China is planning an “Earth 2.0” mission to detect exoplanets similar to Kepler-186f.
Scientists have discovered more than 5,000 exoplanets in our galaxy, most of them by NASA’s Kepler space telescope. Some of them are Earth-like rocky objects orbiting small red dwarfs, but none meet the definition of “Earth 2.0. Launched in 2009, the Kepler telescope ran out of fuel in 2018 after nine years of operation.

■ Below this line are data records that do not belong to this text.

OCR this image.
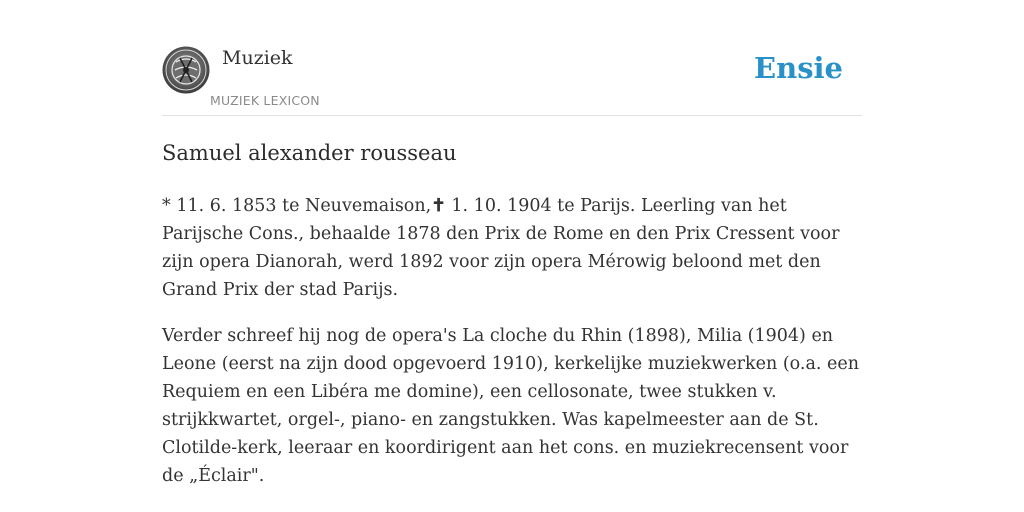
Muziek
MUZIEK LEXICON
Ensie
Samuel alexander rousseau

* 11. 6. 1853 te Neuvemaison,✝ 1. 10. 1904 te Parijs. Leerling van het Parijsche Cons., behaalde 1878 den Prix de Rome en den Prix Cressent voor zijn opera Dianorah, werd 1892 voor zijn opera Mérowig beloond met den Grand Prix der stad Parijs.

Verder schreef hij nog de opera's La cloche du Rhin (1898), Milia (1904) en Leone (eerst na zijn dood opgevoerd 1910), kerkelijke muziekwerken (o.a. een Requiem en een Libéra me domine), een cellosonate, twee stukken v. strijkkwartet, orgel-, piano- en zangstukken. Was kapelmeester aan de St. Clotilde-kerk, leeraar en koordirigent aan het cons. en muziekrecensent voor de „Éclair".
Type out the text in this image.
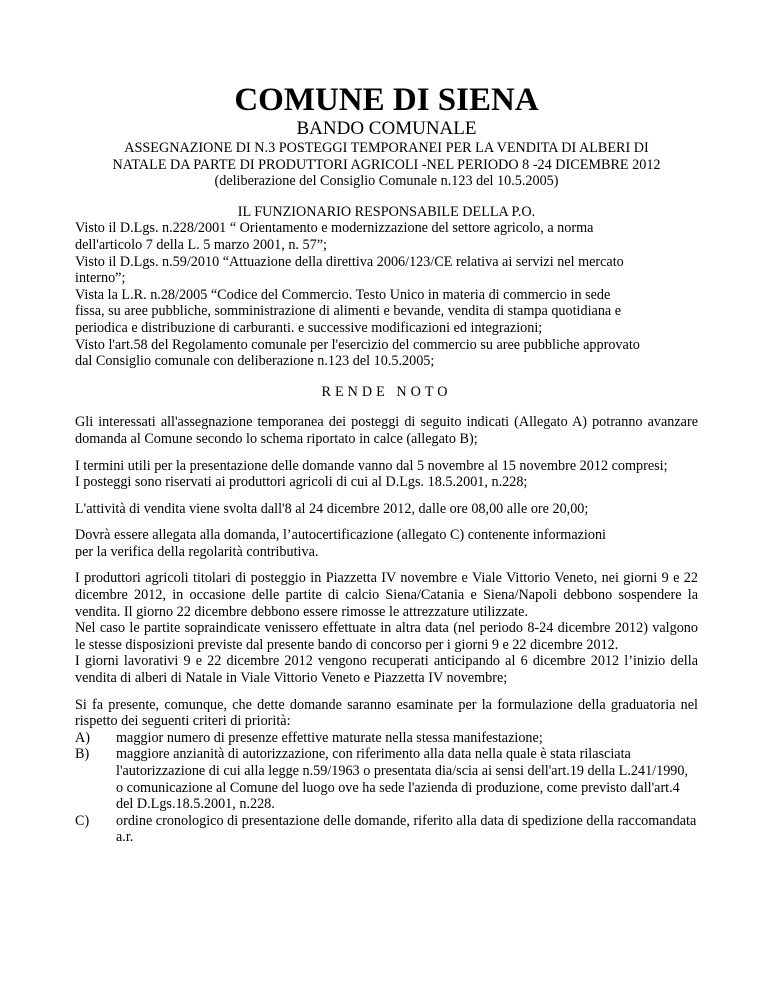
COMUNE DI SIENA
BANDO COMUNALE

ASSEGNAZIONE DI N.3 POSTEGGI TEMPORANEI PER LA VENDITA DI ALBERI DI

NATALE DA PARTE DI PRODUTTORI AGRICOLI -NEL PERIODO 8 -24 DICEMBRE 2012

(deliberazione del Consiglio Comunale n.123 del 10.5.2005)

IL FUNZIONARIO RESPONSABILE DELLA P.O.

Visto il D.Lgs. n.228/2001 “ Orientamento e modernizzazione del settore agricolo, a norma

dell'articolo 7 della L. 5 marzo 2001, n. 57”;

Visto il D.Lgs. n.59/2010 “Attuazione della direttiva 2006/123/CE relativa ai servizi nel mercato

interno”;

Vista la L.R. n.28/2005 “Codice del Commercio. Testo Unico in materia di commercio in sede

fissa, su aree pubbliche, somministrazione di alimenti e bevande, vendita di stampa quotidiana e

periodica e distribuzione di carburanti. e successive modificazioni ed integrazioni;

Visto l'art.58 del Regolamento comunale per l'esercizio del commercio su aree pubbliche approvato

dal Consiglio comunale con deliberazione n.123 del 10.5.2005;

RENDE NOTO

Gli interessati all'assegnazione temporanea dei posteggi di seguito indicati (Allegato A) potranno avanzare domanda al Comune secondo lo schema riportato in calce (allegato B);

I termini utili per la presentazione delle domande vanno dal 5 novembre al 15 novembre 2012 compresi;

I posteggi sono riservati ai produttori agricoli di cui al D.Lgs. 18.5.2001, n.228;

L'attività di vendita viene svolta dall'8 al 24 dicembre 2012, dalle ore 08,00 alle ore 20,00;

Dovrà essere allegata alla domanda, l’autocertificazione (allegato C) contenente informazioni

per la verifica della regolarità contributiva.

I produttori agricoli titolari di posteggio in Piazzetta IV novembre e Viale Vittorio Veneto, nei giorni 9 e 22 dicembre 2012, in occasione delle partite di calcio Siena/Catania e Siena/Napoli debbono sospendere la vendita. Il giorno 22 dicembre debbono essere rimosse le attrezzature utilizzate.

Nel caso le partite sopraindicate venissero effettuate in altra data (nel periodo 8-24 dicembre 2012) valgono le stesse disposizioni previste dal presente bando di concorso per i giorni 9 e 22 dicembre 2012.

I giorni lavorativi 9 e 22 dicembre 2012 vengono recuperati anticipando al 6 dicembre 2012 l’inizio della vendita di alberi di Natale in Viale Vittorio Veneto e Piazzetta IV novembre;

Si fa presente, comunque, che dette domande saranno esaminate per la formulazione della graduatoria nel rispetto dei seguenti criteri di priorità:

A)	maggior numero di presenze effettive maturate nella stessa manifestazione;
B)	maggiore anzianità di autorizzazione, con riferimento alla data nella quale è stata rilasciata l'autorizzazione di cui alla legge n.59/1963 o presentata dia/scia ai sensi dell'art.19 della L.241/1990, o comunicazione al Comune del luogo ove ha sede l'azienda di produzione, come previsto dall'art.4 del D.Lgs.18.5.2001, n.228.
C)	ordine cronologico di presentazione delle domande, riferito alla data di spedizione della raccomandata a.r.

China’s “Earth 2.0” satellite will carry seven telescopes for a four-year mission. Six of the telescopes will work together to observe the center of the Milky Way galaxy, where a large number of stars exist. Earth 2.0’s six telescopes will collectively observe about 1.2 million stars in a 500-square-degree area of the sky, or about five times wider than Kepler’s field of view. At the same time, Earth 2.0 will be able to observe fainter, more distant stars than those detected by NASA’s Transiting Exoplanet Survey Satellite (TESS), which was launched in 2018 to survey bright stars near Earth.The seventh instrument on the satellite will be a microgravitational lensing telescope to detect wandering planets (free-roaming objects that do not orbit any star) as well as Neptune-like exoplanets far from their stars. The Microgravitational Lens Telescope detects exoplanets by deflecting and amplifying distant starlight as it passes through the exoplanet system by the gravitational pull of the planet.
The scientists on this mission hope to find a dozen Earth 2.0 exoplanets. Currently, the Earth 2.0 team has about 300 scientists and engineers, most of them from China, but there are also opportunities for international collaboration.